All in all, by the time you have paid national insurance contributions for longer and NPSS payments, the contributions you make towards your pension entitlement will be considerably higher than would have been the case until now.

The longevity myth

The idea that we cannot afford to maintain the present system of pensions because people live longer is recognised as ridiculous even by more honest sections of the bourgeoisie. The Business of 4 December 2005 states: “Nor is it the ageing population that is the problem: the ratio between working age people and pensioners is not as relevant as that between active and economically inactive people, which will change relatively little over coming years. Rather, the crisis will come in the medium term when the consequences of a collapse in private savings become clear.” (‘Why pensions proposals are the worst of all worlds’)

So how can it be that, if there are more people of pensionable age in relation to people of working age, it is not in fact relatively more expensive for each worker to support the elderly? The answer comes down to the limitations put onto employment by capitalism.

Under the present system, the number of jobs available will not increase just because the elderly have to put off their retirement by a number of years. If an old person works those three years, the younger person who would have stepped into his job will be unemployed, and therefore ‘economically inactive’ in the place of the person who would otherwise have been retired.

As was explained in Lalkar of January 2005, “A larger pool of labour means greater competition for jobs and hence lower wages. If capitalism at present is suffering a crisis of overproduction, where it cannot sell all that is produced and is therefore forced for economic reasons to close down production lines, how is it possible that a solution to the pensions crisis could lie in putting pensioners to work until they are 70? Even for the bourgeoisie this is a complete non-starter. What it really means is that the bourgeoisie is toying with the idea of not letting people have a pension until they are 70, regardless of whether they work or not. The pension, however, is so paltry that there is little to be gained from denying it to people – the alternative is to pay them benefits which may well be higher.

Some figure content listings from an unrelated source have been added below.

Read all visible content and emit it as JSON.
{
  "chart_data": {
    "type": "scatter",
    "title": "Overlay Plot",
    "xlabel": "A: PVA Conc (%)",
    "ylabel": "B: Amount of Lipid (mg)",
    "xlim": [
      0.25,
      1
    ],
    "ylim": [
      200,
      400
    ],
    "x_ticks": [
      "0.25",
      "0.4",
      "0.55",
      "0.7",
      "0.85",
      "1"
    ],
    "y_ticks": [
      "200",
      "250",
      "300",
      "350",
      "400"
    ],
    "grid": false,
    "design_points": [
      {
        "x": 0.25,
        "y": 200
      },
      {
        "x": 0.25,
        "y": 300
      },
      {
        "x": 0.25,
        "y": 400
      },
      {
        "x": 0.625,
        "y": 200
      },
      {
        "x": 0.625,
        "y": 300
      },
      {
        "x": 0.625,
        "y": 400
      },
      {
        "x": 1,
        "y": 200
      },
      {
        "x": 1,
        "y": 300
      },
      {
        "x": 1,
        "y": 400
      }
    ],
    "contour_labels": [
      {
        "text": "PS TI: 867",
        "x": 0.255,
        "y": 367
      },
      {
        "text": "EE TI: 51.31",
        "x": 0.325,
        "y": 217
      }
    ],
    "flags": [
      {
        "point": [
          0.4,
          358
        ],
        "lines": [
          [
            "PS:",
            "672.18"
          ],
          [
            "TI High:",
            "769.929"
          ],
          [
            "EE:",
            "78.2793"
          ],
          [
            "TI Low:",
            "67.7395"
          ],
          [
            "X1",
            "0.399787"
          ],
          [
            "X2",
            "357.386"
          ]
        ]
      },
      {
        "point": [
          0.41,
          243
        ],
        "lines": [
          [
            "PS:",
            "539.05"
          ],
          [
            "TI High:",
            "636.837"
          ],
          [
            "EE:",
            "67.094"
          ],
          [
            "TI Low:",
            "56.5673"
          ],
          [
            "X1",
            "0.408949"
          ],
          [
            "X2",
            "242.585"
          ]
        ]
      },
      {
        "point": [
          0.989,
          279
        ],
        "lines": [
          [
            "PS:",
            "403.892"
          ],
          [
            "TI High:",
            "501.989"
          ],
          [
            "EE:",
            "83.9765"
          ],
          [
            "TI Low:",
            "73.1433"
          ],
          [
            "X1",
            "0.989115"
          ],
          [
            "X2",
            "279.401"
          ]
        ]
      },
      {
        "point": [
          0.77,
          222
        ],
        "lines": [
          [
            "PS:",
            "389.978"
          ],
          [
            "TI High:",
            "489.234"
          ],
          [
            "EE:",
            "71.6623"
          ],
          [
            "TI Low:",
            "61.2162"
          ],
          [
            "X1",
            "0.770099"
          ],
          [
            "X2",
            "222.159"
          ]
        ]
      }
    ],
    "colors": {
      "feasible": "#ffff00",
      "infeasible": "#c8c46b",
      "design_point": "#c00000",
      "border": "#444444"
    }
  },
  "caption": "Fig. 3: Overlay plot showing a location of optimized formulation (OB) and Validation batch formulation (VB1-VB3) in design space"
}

“The only way that the bourgeoisie can gain from this is at the expense of the middle-class elderly who will be forced to draw on their savings and sell their houses to free up cash to support themselves in the years between ceasing work and their pension entitlement coming to fruition, thereby ending up as destitute as working-class pensioners.”
Of course, this assumes that welfare benefits survive the bourgeoisie’s desperate efforts to boost profits at the expense of the social wage!

Conclusion

It is important that working-class people realise that capitalism, notwithstanding its awesome ability to modernise production, is not able to provide a decent living for the overwhelming majority of humanity – besides which it subjects the planet to war and ecological destruction in its bid to capture the profitability that it needs to survive the battle of competition.

Nothing could be clearer from this pensions crisis than that capitalism is long overdue for retirement, death and burial.